Dan dengan pemikiran singkat, terlintas di benaknya bahwa raja dari generasi sebelumnya, meskipun masih berkerabat jauh dengan Arsak, bukanlah anggota keluarga mereka, maupun dengan nama yang sama. Meskipun ia tak bisa mengingat siapa nama raja itu.
[Liene] "Mengapa Pangeran Fernand melarikan diri? Apakah ia melakukan kesalahan?"
[Klimah] "Karena Raja Gainers….meninggal. Ia… terbunuh."
Itu cukup untuk memicu ingatannya.
Nama belakang raja generasi sebelumnya adalah Gainers. Ia meninggal tanpa pewaris, jadi putra tertua keluarga Arsak, bangwasan dengan hubungan keluarga paling dekat dengan Gainers, mengambil alih takhta. Itulah mendiang raja, Reder, ayah Liene.
Begitulah ceritanya sejauh yang Liene tahu. Semuanya juga tercatat dalam catatan kerajaan.
[Liene] "Siapa yang membunuh Raja Gainers? Apakah Pangeran Fernand?"
[Klimah] "Tidak."
[Liene] "Lalu?"
[Klimah] "Tujuh keluarga Nauk yang melakukannya. Ayah saya—"
[Liene] "Apa….? Tujuh keluarga?"
Saat Liene mengulang kata 'tujuh keluarga', mulutnya terbuka lebar karena terkejut, ia hampir melukai dirinya sendiri. Tapi kebingungannya masih terlalu besar untuk dilepaskan begitu mudah.
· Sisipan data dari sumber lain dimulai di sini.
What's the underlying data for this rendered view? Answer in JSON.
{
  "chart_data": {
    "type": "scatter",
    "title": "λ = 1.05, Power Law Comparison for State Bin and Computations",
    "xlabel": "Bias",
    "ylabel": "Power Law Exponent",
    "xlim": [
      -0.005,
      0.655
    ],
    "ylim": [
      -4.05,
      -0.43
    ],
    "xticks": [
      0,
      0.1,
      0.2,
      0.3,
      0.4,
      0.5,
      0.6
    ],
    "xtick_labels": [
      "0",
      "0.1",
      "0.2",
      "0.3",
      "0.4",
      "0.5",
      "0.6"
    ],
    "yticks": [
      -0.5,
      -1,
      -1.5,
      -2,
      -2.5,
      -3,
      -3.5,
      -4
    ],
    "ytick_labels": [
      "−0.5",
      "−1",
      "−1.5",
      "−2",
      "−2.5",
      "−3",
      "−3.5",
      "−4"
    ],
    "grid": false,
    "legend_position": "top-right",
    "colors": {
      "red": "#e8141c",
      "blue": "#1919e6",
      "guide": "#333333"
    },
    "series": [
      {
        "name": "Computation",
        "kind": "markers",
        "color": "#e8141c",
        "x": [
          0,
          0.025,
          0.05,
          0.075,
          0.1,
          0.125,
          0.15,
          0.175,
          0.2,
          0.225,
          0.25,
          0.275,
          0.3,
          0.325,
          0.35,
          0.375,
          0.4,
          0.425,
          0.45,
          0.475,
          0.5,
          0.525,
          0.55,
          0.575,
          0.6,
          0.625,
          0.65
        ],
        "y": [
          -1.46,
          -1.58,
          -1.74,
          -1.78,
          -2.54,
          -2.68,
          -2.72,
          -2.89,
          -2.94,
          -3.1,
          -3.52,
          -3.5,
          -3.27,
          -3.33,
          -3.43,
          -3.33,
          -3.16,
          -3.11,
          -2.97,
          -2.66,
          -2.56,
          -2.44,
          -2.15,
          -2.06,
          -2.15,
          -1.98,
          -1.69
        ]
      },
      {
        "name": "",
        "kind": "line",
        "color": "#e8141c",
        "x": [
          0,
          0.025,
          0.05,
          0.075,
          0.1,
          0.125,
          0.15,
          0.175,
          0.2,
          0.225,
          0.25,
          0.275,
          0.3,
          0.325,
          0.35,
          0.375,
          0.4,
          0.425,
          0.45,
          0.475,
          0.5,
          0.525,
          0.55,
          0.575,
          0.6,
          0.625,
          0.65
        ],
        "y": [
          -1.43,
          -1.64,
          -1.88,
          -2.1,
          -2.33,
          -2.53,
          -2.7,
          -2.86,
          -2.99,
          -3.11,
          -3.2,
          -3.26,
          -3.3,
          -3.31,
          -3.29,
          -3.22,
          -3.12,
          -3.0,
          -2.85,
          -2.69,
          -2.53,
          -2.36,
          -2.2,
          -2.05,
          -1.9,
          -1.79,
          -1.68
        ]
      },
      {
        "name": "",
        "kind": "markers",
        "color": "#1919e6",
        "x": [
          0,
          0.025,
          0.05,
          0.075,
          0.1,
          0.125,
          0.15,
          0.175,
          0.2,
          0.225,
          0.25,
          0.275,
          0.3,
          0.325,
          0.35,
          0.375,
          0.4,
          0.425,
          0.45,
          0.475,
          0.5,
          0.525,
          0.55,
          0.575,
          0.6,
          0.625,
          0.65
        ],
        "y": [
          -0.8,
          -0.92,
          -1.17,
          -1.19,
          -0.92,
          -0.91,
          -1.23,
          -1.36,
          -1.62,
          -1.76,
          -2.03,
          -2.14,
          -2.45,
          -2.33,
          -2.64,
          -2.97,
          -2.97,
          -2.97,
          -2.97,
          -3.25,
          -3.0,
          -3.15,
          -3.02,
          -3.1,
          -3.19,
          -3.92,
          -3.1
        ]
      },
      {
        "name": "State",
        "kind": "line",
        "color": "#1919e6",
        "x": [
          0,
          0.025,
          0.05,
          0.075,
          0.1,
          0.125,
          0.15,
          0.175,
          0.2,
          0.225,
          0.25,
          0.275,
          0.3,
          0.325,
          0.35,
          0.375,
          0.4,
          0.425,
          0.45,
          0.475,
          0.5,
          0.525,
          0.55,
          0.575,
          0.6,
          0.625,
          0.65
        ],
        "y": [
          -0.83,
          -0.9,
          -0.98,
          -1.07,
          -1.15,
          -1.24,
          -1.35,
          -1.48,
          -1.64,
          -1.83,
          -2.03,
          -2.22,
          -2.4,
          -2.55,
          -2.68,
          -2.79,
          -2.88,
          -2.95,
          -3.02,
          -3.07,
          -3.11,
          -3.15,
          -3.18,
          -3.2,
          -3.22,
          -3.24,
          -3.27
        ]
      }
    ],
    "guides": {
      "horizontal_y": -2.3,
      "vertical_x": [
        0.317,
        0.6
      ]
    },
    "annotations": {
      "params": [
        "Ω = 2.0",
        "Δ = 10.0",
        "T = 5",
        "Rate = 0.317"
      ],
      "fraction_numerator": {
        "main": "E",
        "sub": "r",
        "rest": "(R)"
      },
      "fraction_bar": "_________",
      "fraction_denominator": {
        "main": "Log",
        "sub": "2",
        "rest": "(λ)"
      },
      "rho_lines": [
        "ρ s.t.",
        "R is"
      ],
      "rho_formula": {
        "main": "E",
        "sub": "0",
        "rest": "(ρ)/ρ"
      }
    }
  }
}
Liene menarik napas dalam.
[Liene] "Apa yang kau bicarakan sekarang….adalah pengkhianatan. Kau mengatakan seseorang melakukan pengkhianatan di Nauk?"
[Klimah] "…Ya. Itu yang dikatakan ayah saya."
Sir Henton adalah seorang ksatria yang melayani keluarga kerajaan. Anggota Ksatria Pelindung, kebanggaan keluarga kerajaan Gainers.
Jadi ketika tujuh keluarga Nauk tiba-tiba membunuh raja, ia membawa satu-satunya pewaris Raja Gainers dan melarikan diri secepat mungkin.
Seorang pangeran muda bernama Fernand.